Quelques éléments de l’histoire de l’Institution de jeunes sourds de « La Providence »

par Annick Emile et Annie Bouffey

  • 1640 – Quelques « pieuses filles » trouvent du travail à des jeunes filles et jeunes femmes pour leur éviter la misère. Elles sont logées rue du bercail, au fond de la cour de l’actuel presbytère de la paroisse Notre-Dame.
  • Le public nomma lui-même cette maison « La Providence  » à cause des services qu’elle rendait.

    Survint le rude hiver de 1709 et la terrible famine qui suivit.

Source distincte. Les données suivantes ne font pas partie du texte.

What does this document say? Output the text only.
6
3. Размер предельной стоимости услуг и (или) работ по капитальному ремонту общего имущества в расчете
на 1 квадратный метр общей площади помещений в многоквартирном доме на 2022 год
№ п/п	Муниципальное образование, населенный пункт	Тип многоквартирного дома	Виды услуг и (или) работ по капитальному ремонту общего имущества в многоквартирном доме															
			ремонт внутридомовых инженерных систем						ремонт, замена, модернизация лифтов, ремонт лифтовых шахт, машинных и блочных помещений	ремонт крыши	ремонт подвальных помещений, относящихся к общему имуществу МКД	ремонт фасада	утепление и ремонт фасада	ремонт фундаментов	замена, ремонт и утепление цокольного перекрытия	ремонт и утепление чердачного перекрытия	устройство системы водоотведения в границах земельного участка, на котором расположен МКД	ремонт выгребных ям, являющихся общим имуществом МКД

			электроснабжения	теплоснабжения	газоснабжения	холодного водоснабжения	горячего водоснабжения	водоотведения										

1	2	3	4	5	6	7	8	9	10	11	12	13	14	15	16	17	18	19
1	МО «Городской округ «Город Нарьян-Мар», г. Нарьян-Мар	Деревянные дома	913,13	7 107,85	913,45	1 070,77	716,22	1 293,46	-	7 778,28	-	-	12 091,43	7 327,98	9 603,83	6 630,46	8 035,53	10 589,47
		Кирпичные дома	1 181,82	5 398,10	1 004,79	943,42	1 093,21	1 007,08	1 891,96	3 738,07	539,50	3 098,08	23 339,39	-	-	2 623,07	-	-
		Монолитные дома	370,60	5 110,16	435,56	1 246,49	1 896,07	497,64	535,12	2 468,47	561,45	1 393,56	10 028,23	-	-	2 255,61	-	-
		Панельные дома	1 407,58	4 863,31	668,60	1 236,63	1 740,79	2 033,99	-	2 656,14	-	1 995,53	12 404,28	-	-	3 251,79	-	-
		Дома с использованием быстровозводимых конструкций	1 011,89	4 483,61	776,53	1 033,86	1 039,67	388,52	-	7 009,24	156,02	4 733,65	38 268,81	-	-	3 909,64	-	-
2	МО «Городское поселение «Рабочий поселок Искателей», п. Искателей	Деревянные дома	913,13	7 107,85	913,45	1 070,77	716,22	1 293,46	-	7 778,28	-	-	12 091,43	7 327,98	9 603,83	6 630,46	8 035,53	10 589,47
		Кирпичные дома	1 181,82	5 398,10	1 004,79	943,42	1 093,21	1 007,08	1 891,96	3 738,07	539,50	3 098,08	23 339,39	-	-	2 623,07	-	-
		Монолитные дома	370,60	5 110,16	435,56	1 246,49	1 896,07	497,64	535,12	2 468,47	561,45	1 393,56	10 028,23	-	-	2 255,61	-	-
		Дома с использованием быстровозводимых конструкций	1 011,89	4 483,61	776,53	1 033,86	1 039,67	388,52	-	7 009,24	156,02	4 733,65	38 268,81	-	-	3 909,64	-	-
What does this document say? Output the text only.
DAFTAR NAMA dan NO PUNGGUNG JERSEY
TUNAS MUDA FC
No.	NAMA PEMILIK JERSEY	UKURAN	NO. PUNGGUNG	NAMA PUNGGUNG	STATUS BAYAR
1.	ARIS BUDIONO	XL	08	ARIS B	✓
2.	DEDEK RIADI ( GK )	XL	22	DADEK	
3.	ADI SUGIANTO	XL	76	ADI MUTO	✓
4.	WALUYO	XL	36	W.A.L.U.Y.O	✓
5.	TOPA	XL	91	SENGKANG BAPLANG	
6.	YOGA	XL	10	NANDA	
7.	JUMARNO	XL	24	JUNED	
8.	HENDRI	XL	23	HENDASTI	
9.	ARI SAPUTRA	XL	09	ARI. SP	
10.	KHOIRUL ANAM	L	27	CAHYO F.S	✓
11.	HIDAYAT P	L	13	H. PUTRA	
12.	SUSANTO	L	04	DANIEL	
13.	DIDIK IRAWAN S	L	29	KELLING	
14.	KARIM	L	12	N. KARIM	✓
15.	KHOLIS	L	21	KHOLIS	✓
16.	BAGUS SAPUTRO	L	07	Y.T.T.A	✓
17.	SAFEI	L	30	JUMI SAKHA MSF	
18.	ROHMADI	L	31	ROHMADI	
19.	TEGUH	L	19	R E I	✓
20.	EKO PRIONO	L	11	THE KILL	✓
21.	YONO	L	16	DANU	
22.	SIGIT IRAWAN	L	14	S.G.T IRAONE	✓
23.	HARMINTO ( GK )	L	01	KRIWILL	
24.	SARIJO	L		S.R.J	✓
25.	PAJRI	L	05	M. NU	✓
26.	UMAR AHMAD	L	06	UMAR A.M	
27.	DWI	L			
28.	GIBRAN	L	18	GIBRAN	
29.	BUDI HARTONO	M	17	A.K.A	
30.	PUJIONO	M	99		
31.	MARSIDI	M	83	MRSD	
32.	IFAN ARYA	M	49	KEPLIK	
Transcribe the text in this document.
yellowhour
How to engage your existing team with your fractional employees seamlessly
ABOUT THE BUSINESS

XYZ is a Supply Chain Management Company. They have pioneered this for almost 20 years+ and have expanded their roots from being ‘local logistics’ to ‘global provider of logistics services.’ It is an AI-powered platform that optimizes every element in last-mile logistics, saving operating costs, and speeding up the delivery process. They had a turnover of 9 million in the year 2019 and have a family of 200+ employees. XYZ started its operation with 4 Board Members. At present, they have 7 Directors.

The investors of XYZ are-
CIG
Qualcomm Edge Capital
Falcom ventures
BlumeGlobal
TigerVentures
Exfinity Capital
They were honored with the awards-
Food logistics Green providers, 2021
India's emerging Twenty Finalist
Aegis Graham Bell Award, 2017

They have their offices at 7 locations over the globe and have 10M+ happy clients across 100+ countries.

  • 1709 – Pierre Bélard, curé d’Alençon, transforme cette petite association de pieuses filles en une communauté religieuse à laquelle il donne ses premières règles manuscrites .La communauté de la Providence d’Alençon est née. Elle devait fournir gratuitement le travail, la chandelle et le charbon aux ouvrières et payer intégralement le travail.
  • 1711 - « La Providence » s’installe rue Etoupée.
  • 1722 - Fondation de la communauté de La Providence rue de la Fuie des Vignes par Pierre Bélard, curé de Notre-Dame, pour apprendre aux jeunes filles « la couture, les bas et la filerie ».Il faut entendre par cette dernière, la fabrication d’une fine dentelle, importée par Colbert, et appelée « le Vélin » ou le Point d’Alençon.
  • Marie Ranguesne conduit le travail. Elle meurt en 1737.Marthe Ballain la remplace.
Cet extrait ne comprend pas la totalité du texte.